I primi film di Wajda erano stati dedicati alla dolorosa esperienza della Seconda Guerra Mondiale e alla resistenza polacca ai nazisti, che occuparono il Paese per 6 anni, ma la sua consacrazione internazionale era arrivata con L’uomo di marmo, nel 1976, con cui aveva ottenuto il Premio della Critica internazionale di Cannes, nel 1978.

Considerato uno dei cineasti polacchi di maggior rilievo, era stato nominato all’Oscar nella categoria miglior film straniero in tre occasioni ma lo ottenne solo nel 2000 per la sua carriera.

E’ stato definito dai suoi connazionali il “regista simbolo dei tempi”, il testimone delle catastrofi passate che con le sue pellicole voleva avvisare e prevenire affinché i suoi connazionali e l’Europa tutta non ripetessero più quei sacrifici inutili.

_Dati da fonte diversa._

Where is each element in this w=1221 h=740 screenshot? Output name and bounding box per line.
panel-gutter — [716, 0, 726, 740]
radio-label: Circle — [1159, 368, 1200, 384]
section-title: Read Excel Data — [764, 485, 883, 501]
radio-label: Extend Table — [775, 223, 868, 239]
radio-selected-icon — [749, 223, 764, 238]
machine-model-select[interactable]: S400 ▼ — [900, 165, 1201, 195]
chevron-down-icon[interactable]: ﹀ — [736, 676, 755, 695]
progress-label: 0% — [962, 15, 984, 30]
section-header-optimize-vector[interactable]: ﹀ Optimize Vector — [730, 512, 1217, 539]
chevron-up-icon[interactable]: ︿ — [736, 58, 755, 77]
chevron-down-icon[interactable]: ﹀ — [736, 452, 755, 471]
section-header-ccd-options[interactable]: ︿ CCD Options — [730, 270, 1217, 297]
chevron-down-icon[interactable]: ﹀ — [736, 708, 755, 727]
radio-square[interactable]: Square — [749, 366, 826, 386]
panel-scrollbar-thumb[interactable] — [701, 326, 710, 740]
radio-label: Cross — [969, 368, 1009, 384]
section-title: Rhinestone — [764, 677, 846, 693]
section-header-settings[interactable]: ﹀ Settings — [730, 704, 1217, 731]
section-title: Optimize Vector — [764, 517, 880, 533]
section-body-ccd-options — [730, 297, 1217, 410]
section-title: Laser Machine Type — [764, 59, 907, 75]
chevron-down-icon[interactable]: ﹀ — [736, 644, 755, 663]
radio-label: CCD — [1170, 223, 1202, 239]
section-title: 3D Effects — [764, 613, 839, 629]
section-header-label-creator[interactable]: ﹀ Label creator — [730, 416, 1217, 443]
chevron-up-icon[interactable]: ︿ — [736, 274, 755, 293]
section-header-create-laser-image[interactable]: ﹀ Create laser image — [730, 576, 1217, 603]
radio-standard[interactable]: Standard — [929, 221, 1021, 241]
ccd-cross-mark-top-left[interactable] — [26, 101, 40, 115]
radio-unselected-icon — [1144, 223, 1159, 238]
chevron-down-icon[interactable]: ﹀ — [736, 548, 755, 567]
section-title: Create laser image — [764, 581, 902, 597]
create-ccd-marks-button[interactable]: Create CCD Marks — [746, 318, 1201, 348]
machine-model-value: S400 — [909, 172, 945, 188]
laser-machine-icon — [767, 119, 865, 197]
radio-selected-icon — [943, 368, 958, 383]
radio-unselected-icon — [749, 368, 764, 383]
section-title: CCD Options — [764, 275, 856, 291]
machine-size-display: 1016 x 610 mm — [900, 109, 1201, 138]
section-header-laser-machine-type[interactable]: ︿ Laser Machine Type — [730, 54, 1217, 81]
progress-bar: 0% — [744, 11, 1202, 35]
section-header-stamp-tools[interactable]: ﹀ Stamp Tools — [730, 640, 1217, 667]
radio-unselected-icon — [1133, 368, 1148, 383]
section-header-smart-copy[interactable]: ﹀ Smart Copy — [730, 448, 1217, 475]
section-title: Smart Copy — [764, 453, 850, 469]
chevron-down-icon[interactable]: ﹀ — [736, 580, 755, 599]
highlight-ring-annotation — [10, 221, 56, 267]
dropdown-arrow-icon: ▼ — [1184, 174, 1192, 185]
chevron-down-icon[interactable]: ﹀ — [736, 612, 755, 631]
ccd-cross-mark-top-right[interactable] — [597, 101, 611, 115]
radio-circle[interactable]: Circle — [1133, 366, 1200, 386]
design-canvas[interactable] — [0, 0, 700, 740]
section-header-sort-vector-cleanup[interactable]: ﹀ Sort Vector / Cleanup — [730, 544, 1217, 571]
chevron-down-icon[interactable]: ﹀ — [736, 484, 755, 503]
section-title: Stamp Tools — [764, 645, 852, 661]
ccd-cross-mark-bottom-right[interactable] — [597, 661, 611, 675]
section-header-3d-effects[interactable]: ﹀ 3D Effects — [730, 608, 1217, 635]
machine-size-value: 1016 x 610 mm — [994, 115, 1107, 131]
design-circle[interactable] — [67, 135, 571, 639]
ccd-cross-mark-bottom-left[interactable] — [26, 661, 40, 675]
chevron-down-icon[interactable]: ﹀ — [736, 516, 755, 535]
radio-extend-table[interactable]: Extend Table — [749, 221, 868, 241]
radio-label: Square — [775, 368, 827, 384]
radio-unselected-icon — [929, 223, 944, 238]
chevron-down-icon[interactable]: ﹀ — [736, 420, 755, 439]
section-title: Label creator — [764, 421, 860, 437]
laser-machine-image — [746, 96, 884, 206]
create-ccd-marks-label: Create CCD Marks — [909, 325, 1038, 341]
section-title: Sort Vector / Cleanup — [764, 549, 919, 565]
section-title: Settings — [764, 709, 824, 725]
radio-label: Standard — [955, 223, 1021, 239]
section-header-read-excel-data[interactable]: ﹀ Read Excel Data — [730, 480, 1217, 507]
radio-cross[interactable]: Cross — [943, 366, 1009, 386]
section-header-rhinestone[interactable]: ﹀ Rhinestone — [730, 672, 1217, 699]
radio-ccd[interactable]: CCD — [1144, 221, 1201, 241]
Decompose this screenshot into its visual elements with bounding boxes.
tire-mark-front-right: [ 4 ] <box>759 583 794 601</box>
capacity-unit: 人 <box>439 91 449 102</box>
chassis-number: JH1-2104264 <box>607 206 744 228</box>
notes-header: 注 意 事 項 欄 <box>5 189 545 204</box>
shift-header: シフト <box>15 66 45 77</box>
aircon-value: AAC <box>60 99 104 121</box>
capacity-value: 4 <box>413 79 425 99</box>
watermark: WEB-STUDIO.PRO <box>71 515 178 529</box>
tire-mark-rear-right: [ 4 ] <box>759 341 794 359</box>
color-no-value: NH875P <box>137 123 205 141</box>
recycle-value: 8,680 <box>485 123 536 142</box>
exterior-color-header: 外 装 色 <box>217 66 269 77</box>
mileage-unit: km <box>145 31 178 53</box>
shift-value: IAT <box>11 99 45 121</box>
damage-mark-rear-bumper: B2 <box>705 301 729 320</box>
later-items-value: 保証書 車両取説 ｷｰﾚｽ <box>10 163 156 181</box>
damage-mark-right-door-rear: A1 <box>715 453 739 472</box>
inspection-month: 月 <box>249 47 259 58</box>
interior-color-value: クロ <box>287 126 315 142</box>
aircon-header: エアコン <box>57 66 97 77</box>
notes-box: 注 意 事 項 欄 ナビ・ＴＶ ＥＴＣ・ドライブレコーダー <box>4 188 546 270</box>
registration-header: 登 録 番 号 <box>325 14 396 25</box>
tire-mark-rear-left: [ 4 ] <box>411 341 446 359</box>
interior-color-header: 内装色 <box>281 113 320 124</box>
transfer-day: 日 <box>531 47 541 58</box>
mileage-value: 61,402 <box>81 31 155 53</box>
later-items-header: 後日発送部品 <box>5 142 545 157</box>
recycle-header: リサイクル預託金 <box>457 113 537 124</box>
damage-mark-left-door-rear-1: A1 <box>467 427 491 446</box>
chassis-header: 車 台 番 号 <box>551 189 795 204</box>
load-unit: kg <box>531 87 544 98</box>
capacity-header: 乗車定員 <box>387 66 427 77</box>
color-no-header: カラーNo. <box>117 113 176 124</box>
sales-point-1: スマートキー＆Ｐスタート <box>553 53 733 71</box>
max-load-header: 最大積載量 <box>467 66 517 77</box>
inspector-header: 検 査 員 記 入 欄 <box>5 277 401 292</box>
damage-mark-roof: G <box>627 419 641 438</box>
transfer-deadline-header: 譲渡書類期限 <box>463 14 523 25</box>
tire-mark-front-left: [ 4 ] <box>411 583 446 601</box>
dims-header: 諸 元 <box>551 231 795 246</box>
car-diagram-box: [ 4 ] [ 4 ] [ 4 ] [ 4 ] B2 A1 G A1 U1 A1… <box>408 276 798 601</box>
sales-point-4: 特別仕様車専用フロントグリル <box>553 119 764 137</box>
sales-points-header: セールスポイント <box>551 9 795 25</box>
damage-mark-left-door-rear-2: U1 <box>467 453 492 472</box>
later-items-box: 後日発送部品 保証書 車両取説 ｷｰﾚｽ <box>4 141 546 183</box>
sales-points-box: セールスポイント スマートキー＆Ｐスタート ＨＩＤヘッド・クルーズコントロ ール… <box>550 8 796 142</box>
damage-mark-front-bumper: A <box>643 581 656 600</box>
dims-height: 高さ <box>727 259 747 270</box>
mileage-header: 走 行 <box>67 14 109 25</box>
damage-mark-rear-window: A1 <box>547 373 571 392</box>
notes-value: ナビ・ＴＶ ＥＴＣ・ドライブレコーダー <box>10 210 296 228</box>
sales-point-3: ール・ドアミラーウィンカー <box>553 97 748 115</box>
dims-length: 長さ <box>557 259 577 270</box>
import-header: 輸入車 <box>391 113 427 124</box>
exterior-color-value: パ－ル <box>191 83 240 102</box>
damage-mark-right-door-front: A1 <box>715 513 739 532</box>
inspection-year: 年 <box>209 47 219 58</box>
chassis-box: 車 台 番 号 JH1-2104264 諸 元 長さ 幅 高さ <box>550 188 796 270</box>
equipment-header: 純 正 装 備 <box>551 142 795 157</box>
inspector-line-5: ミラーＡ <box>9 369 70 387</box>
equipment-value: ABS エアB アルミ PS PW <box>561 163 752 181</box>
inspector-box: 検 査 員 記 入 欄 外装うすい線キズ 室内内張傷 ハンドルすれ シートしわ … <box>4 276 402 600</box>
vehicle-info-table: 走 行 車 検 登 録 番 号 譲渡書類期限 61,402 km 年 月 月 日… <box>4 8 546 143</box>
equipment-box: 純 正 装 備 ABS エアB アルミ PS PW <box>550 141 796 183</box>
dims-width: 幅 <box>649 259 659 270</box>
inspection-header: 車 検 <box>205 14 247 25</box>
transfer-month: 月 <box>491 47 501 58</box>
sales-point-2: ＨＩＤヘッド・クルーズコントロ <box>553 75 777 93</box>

Un regista che ha sempre creduto nella missione sociale e culturale del cinema e nella responsabilità dell’artista di fronte alla società.
Alla Festa di Roma, che inizia il 13 ottobre, si potrà assistere al suo “testamento” in immagini. Il Festival romano, infatti, proietterà (e aveva anche organizzato un “incontro ravvicinato” col regista) il suo ultimo film “Afterimage” dedicato alla vita del pittore polacco Wladyslaw Strzeminski e alle repressioni da lui subite nel dopoguerra in Polonia per il rifiuto di piegarsi alle regole del “realismo socialista”, ovvero la dottrina ufficiale imposta agli artisti dal Partito comunista. Un altro pezzo di storia della “sua” Polonia, un altro racconto “morale” per metterci in guardia dagli errori fatali della storia passata.